In der Diskussion in der WAK-NR zeigte sich, dass etliche Mitglieder die Logik gerade anders sehen als die Motionäre. Die Zweitwohnungs-Initiative begünstigt für sie die Beherbergungswirtschaft, im Unterschied zu den kalten Betten. Dann würden nicht noch mehr Fördergelder benötigt. Selbstverständlich ist auch diesen WAK-Mitgliedern klar, dass bis dato gewisse Querfinanzierungen über die Erstellung von Zweitwohnungen überhaupt den Bau oder die Renovation von Hotels ermöglichten. Diverse Beispiele zeigen aber auch, dass es ohne diese Quersubventionierungen ebenfalls funktioniert.

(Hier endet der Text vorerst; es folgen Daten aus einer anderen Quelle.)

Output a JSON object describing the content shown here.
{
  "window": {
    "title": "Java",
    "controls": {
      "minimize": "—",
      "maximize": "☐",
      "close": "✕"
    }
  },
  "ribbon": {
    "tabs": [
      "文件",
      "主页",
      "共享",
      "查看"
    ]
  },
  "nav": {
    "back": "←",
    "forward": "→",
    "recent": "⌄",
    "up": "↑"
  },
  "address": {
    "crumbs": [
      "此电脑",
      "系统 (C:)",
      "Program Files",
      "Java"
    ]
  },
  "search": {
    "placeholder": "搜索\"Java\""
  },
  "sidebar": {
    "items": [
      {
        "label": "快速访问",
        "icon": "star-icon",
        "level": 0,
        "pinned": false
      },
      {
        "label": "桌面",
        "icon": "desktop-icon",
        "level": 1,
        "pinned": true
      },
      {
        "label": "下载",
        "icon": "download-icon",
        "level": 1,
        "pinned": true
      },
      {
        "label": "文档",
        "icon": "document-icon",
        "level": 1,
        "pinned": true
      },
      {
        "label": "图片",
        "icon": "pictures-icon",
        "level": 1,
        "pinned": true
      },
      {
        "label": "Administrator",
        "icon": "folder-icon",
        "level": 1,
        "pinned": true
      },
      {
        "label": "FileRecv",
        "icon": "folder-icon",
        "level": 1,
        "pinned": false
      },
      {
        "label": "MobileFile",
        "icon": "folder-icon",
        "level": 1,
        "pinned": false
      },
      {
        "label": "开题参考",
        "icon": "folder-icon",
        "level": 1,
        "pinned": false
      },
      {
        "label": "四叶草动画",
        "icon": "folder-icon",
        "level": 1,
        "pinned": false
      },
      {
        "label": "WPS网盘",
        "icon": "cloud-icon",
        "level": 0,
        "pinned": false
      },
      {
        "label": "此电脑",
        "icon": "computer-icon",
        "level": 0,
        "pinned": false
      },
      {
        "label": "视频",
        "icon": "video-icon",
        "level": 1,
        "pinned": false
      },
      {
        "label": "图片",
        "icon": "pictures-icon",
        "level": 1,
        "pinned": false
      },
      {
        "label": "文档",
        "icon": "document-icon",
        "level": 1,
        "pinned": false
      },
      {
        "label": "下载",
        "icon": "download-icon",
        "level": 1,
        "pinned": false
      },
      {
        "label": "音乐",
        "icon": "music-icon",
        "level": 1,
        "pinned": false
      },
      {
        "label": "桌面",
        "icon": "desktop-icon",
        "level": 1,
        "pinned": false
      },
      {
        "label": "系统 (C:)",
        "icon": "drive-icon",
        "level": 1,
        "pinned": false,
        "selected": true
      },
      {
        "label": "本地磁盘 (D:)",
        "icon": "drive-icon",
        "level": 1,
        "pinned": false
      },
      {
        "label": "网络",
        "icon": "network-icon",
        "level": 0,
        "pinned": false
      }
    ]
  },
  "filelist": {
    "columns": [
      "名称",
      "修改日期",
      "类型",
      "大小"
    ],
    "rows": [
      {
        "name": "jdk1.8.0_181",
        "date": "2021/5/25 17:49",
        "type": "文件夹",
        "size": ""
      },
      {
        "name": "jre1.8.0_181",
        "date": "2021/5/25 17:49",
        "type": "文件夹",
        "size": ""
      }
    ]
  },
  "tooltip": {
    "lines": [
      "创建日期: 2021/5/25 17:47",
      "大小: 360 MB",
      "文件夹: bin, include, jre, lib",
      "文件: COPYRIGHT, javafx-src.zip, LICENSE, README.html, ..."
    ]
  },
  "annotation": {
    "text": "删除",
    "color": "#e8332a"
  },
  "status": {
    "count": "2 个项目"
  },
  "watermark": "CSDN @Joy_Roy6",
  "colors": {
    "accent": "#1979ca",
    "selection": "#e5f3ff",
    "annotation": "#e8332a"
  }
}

Die Mehrheit Ihrer Kommission ist also der Meinung, dass die heutigen Instrumente zur Förderung des Hotelleriesektors in den Tourismusregionen ausreichend und zweckmässig sind. Im Übrigen sei von den von mir eingangs erwähnten Erhöhungen nur mässig Gebrauch gemacht worden. Eine Minderheit unterstützt die Motion angesichts der vermehrten Zurückhaltung der Banken, der Hotellerie Kredite zu gewähren. Die Motion würde gemäss Auffassung der Minderheit helfen, den grossen Renovationsbedarf zu decken.

Im Namen der Mehrheit Ihrer WAK bitte ich Sie, die Motion abzulehnen. Die WAK hat die Motion mit 17 zu 5 Stimmen bei 2 Enthaltungen abgelehnt.